A pesquisa analisou o período de 2021 a 2025, marcado por forte aperto monetário. Nesse intervalo, a taxa Selic saltou de 2% ao ano, em janeiro de 2021, para 13,25% ao ano em janeiro de 2025, chegando a 15% em janeiro de 2026. A estratégia contribuiu para reduzir o IPCA de 7,65% em 2021 para 4,06% em 2025. Em contrapartida, o saldo de empregos formais caiu 54%, passando de 2,78 milhões para 1,27 milhão de vagas.
O levantamento aponta que:
- 65% das variações do Índice de Confiança do Consumidor (ICC) são explicadas pelo nível de emprego;
- 30% decorrem das variações da inflação;
- apenas 5% estão associados a outros fatores.
No curto prazo, o mercado de trabalho tem impacto mais intenso: um aumento de 1 ponto percentual no emprego eleva a confiança em 2,45 pontos percentuais. Já a inflação produz efeito imediato negativo mais moderado: alta de 1 ponto percentual reduz a confiança em 0,6 ponto.
Embora o emprego gere reação mais forte no momento inicial, a inflação apresenta efeito acumulado mais severo. Segundo o estudo, um aumento de 1 ponto percentual na inflação provoca queda de 3,67 pontos percentuais na confiança no longo prazo.
O impacto total das variações econômicas sobre a confiança pode levar até 39 meses para se materializar integralmente — evidência de que choques inflacionários deixam marcas persistentes na percepção das famílias.

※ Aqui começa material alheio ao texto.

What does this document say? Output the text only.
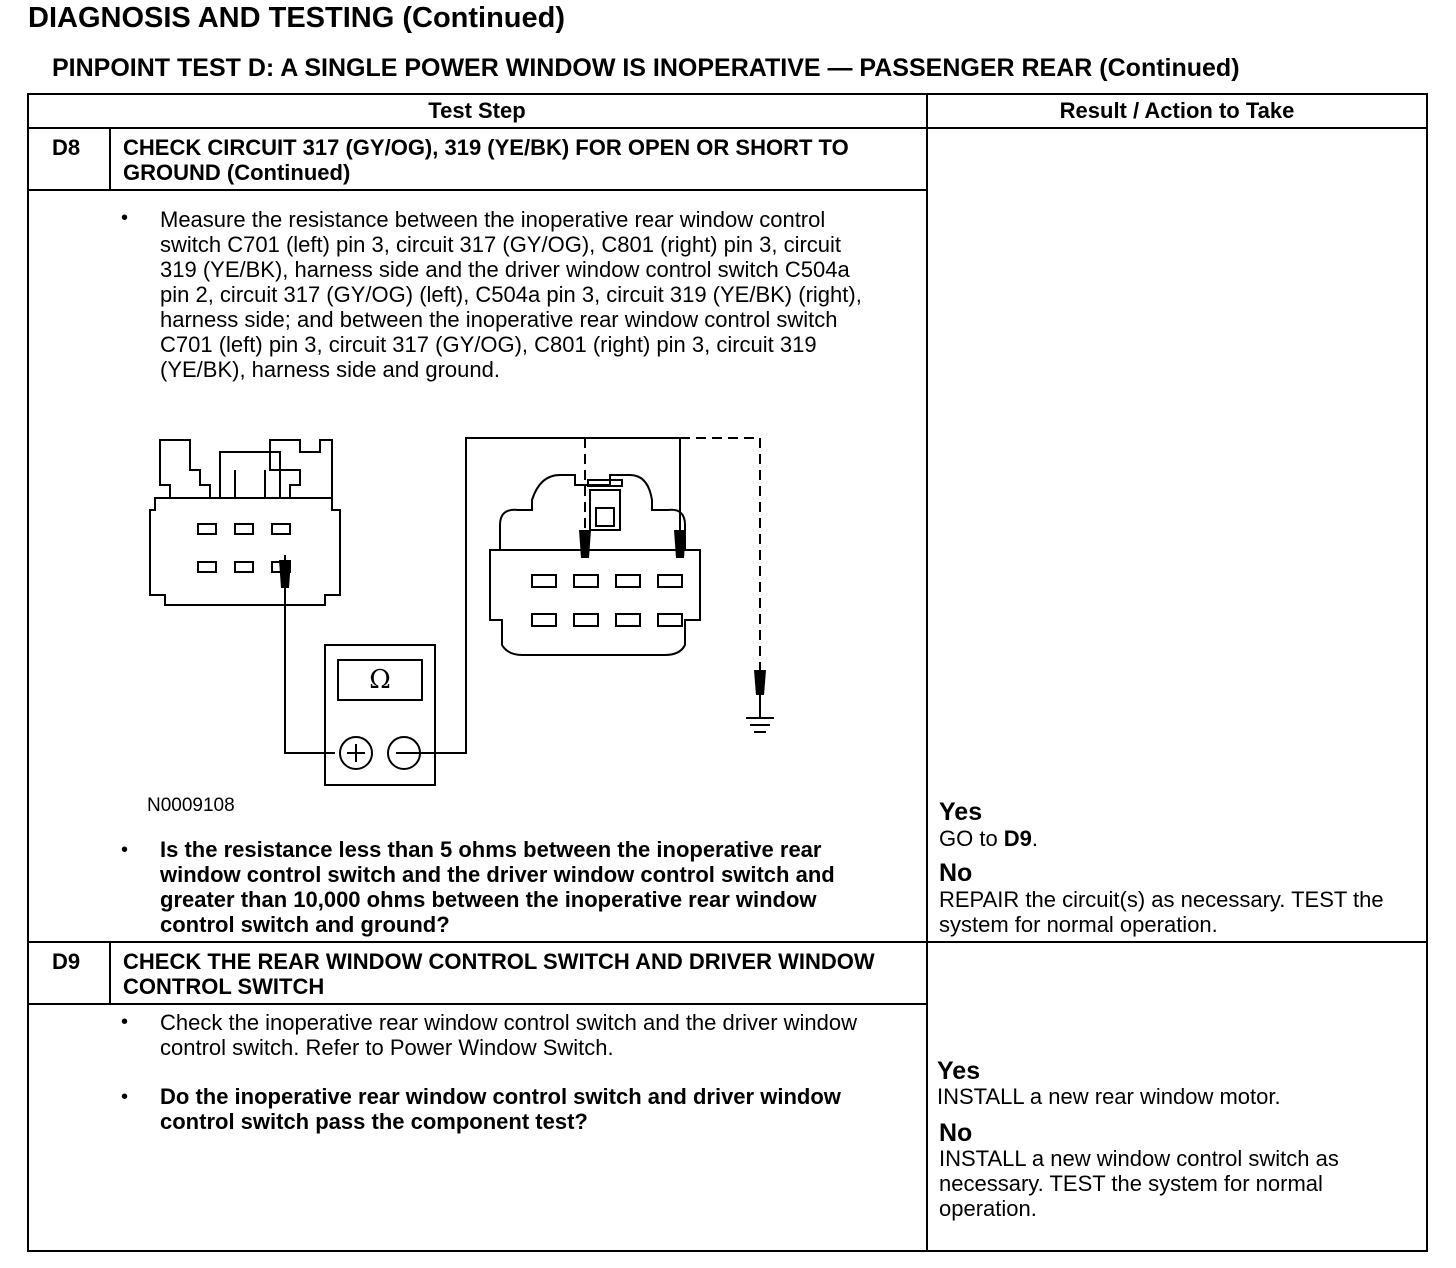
DIAGNOSIS AND TESTING (Continued)
PINPOINT TEST D: A SINGLE POWER WINDOW IS INOPERATIVE — PASSENGER REAR (Continued)
Test Step	Result / Action to Take
D8 CHECK CIRCUIT 317 (GY/OG), 319 (YE/BK) FOR OPEN OR SHORT TO GROUND (Continued)
• Measure the resistance between the inoperative rear window control switch C701 (left) pin 3, circuit 317 (GY/OG), C801 (right) pin 3, circuit 319 (YE/BK), harness side and the driver window control switch C504a pin 2, circuit 317 (GY/OG) (left), C504a pin 3, circuit 319 (YE/BK) (right), harness side; and between the inoperative rear window control switch C701 (left) pin 3, circuit 317 (GY/OG), C801 (right) pin 3, circuit 319 (YE/BK), harness side and ground.
Ω
N0009108
• Is the resistance less than 5 ohms between the inoperative rear window control switch and the driver window control switch and greater than 10,000 ohms between the inoperative rear window control switch and ground?
Yes
GO to D9.
No
REPAIR the circuit(s) as necessary. TEST the system for normal operation.
D9 CHECK THE REAR WINDOW CONTROL SWITCH AND DRIVER WINDOW CONTROL SWITCH
• Check the inoperative rear window control switch and the driver window control switch. Refer to Power Window Switch.
• Do the inoperative rear window control switch and driver window control switch pass the component test?
Yes
INSTALL a new rear window motor.
No
INSTALL a new window control switch as necessary. TEST the system for normal operation.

Tais resultados reforçam a ideia que o emprego é o principal determinante do humor do consumidor no curto prazo, porém a estabilidade de preços é condição essencial para sustentar a confiança ao longo do tempo.
O estudo contribui para o debate sobre política econômica ao demonstrar que crescimento do mercado de trabalho gera alívio imediato, mas o controle da inflação é fundamental para consolidar expectativas positivas de forma duradoura.